Volume 29, Number 16 · October 21, 1982

Sacred Space

By Frank Kermode
The New Oxford Book of Christian Verse
chosen and edited by Donald Davie

Oxford University Press, 320 pp., $24.95

The Poems of William Cowper
edited by John D. Baird, edited by Charles Ryskamp

Oxford University Press, Volume I: 1748-1782, 597 pp., $74.00

The Letters and Prose Writings of William Cowper
edited by James King, edited by Charles Ryskamp

Oxford University Press, Volume II: 1782-1786, 652 pp., $98.00

The editor of an anthology of Christian verse has, at the outset, to decide what the book is for. Pious browsing? Testimony to the predominance of Christianity in our culture, whether religious or secular? Evidence that adherence to Christian doctrine is compatible with the production of poetry that still seems good? An anthology of religious poetry would, you might suppose, be quite a different matter.
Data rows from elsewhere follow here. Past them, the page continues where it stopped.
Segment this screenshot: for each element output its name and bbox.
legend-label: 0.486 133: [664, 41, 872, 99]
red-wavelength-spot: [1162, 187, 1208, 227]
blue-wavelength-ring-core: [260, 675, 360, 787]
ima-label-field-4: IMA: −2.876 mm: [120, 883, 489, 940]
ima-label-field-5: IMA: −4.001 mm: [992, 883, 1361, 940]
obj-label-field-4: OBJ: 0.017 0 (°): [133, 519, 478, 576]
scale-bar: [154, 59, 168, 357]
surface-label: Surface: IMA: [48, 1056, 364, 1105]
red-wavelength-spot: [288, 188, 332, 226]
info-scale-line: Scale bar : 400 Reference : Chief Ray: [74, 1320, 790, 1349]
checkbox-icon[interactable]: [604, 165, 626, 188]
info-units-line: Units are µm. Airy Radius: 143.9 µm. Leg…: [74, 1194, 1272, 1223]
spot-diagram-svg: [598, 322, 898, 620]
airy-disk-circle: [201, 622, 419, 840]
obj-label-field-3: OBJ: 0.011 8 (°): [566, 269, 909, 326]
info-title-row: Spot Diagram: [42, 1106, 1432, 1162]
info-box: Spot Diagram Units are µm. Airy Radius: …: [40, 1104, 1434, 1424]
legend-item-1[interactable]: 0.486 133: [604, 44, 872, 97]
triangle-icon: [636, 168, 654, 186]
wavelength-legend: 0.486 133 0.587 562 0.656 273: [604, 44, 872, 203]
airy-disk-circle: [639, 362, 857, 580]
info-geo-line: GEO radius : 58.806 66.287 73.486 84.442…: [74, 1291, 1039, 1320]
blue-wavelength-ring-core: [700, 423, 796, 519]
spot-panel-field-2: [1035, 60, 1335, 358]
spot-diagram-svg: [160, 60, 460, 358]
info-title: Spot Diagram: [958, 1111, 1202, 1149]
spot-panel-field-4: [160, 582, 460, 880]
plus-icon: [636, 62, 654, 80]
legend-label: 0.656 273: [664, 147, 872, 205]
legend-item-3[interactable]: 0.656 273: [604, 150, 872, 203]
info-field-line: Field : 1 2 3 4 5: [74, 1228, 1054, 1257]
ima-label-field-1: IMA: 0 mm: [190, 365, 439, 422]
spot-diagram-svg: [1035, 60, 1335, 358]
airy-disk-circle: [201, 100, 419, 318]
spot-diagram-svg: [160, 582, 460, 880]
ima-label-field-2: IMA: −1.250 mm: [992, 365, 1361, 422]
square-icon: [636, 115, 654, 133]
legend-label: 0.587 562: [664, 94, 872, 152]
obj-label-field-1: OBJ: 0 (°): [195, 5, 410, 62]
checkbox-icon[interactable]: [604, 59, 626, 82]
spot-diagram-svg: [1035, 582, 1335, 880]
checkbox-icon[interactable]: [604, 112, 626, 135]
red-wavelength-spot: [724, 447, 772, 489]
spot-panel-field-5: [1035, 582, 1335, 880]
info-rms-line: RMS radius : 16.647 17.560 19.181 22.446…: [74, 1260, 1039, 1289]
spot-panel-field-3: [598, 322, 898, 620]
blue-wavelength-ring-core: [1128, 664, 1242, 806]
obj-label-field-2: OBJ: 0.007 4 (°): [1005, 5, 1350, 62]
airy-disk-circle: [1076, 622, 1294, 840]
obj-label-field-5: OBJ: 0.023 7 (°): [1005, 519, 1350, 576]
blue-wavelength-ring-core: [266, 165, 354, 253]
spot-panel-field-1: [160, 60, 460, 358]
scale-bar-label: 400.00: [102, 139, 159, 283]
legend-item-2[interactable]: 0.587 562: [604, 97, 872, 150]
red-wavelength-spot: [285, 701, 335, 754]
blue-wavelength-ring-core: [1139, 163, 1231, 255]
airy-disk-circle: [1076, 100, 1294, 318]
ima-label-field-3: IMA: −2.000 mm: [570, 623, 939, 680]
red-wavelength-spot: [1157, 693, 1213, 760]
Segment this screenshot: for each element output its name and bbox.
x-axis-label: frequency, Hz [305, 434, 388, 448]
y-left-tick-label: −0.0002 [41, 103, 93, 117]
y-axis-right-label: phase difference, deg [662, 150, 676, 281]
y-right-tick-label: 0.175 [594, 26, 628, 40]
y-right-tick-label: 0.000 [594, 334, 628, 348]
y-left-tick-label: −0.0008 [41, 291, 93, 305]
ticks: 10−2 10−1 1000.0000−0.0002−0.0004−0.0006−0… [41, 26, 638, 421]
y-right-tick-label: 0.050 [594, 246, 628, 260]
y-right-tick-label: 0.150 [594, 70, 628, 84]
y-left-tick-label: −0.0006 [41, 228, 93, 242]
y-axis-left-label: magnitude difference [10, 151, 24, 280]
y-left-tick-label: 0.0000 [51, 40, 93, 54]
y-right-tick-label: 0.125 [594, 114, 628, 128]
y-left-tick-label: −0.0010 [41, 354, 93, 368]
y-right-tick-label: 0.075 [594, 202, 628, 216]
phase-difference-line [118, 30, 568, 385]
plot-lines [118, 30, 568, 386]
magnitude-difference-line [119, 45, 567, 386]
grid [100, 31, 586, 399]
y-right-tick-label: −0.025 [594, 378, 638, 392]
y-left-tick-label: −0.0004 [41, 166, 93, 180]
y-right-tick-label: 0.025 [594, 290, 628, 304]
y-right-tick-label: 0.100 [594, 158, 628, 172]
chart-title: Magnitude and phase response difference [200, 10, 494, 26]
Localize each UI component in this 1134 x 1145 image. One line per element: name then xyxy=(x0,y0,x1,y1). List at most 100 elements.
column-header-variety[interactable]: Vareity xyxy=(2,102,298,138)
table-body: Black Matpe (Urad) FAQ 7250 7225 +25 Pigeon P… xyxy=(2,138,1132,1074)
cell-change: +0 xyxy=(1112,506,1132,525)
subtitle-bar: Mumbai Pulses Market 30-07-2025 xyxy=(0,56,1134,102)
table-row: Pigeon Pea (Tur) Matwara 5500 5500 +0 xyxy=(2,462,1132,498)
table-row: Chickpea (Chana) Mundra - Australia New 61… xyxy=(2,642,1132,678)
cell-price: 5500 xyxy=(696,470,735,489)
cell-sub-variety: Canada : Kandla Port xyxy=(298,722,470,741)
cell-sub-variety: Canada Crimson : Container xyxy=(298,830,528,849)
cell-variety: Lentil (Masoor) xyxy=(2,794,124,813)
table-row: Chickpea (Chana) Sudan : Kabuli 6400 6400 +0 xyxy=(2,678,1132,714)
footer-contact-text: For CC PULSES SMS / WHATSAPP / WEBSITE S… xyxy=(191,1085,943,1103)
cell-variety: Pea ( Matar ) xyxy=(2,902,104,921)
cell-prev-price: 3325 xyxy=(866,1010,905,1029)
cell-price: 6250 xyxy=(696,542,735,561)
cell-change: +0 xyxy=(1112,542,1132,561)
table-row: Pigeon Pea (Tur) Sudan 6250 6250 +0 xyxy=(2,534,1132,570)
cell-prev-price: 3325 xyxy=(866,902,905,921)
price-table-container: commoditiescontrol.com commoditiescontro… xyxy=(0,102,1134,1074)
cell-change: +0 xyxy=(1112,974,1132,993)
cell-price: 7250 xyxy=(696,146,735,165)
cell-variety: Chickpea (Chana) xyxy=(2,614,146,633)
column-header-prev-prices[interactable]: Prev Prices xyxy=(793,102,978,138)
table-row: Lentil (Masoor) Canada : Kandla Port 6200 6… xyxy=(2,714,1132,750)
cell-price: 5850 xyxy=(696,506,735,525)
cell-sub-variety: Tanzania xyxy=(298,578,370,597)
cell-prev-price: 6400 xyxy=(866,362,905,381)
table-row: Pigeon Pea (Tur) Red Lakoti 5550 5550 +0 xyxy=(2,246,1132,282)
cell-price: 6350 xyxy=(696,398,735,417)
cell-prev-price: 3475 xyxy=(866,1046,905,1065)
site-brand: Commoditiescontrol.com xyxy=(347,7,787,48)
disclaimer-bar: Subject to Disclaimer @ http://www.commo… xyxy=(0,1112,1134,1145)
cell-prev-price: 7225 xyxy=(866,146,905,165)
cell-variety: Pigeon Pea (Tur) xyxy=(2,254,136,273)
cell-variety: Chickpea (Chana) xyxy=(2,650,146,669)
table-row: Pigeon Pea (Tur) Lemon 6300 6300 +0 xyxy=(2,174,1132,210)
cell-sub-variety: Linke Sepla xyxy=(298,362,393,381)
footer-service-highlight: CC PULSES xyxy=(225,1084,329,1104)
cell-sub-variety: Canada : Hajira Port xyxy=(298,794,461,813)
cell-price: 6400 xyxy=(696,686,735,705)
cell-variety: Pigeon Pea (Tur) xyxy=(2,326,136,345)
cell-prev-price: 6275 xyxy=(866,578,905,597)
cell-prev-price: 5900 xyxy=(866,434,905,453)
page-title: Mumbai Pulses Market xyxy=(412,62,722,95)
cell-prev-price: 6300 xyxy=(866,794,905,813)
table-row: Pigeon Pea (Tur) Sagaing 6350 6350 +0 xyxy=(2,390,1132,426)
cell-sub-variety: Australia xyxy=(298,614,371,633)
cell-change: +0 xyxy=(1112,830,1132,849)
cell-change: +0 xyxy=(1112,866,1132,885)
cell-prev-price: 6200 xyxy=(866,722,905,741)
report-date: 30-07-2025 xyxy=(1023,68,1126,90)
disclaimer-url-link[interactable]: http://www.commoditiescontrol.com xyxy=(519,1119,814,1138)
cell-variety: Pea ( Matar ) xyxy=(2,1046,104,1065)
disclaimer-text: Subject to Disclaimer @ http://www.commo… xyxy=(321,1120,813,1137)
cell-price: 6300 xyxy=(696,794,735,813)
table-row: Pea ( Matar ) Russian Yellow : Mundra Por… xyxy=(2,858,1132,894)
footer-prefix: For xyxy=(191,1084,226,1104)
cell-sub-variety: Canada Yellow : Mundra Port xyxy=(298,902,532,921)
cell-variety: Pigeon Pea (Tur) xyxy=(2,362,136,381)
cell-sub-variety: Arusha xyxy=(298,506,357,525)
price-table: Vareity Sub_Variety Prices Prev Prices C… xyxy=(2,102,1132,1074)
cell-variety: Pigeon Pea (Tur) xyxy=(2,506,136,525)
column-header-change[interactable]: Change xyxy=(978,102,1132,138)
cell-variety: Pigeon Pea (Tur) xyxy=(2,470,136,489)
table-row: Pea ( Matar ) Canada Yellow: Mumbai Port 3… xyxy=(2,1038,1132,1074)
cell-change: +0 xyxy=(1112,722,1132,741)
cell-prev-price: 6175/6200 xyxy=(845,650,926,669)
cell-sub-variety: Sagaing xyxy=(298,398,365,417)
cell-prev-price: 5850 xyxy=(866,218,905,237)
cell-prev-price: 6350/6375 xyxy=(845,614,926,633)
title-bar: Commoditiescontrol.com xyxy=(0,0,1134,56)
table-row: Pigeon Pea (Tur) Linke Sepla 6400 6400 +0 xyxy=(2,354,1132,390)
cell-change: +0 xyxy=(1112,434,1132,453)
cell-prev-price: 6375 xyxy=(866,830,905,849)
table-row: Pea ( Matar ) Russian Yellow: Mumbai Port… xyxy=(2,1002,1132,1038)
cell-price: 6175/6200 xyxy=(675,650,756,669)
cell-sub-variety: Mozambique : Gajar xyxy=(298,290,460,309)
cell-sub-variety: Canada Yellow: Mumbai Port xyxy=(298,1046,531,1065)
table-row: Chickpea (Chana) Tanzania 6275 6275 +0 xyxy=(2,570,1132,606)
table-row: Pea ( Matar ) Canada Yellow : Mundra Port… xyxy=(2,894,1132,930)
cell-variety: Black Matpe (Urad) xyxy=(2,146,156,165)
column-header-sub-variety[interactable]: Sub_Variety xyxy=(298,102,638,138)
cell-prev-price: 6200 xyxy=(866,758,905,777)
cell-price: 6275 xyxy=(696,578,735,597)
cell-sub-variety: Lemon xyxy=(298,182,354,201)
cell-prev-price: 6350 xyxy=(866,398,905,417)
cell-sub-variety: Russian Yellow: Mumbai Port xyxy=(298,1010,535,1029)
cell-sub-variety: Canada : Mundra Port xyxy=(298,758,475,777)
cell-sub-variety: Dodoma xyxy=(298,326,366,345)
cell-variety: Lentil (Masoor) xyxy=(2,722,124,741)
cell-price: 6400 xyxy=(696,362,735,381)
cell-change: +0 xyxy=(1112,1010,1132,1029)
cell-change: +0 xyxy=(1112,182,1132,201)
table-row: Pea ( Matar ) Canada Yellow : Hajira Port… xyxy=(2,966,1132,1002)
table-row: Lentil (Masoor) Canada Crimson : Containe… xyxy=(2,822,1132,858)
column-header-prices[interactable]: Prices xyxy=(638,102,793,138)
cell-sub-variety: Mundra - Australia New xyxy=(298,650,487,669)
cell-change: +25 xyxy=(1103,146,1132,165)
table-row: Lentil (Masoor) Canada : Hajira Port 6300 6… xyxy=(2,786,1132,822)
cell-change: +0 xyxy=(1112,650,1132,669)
Yet Helen Gardner's Faber Book of Religious Verse contains nothing that is manifestly outside the Christian tradition, unless one defines that tradition very rigorously. She includes Shelley, Hardy, Housman, and Yeats, but no Jewish poetry, to stray no further from the middle of the road than that. Dame Helen professes to distinguish between Christian and religious, but only to let in a few errant masters like those named above.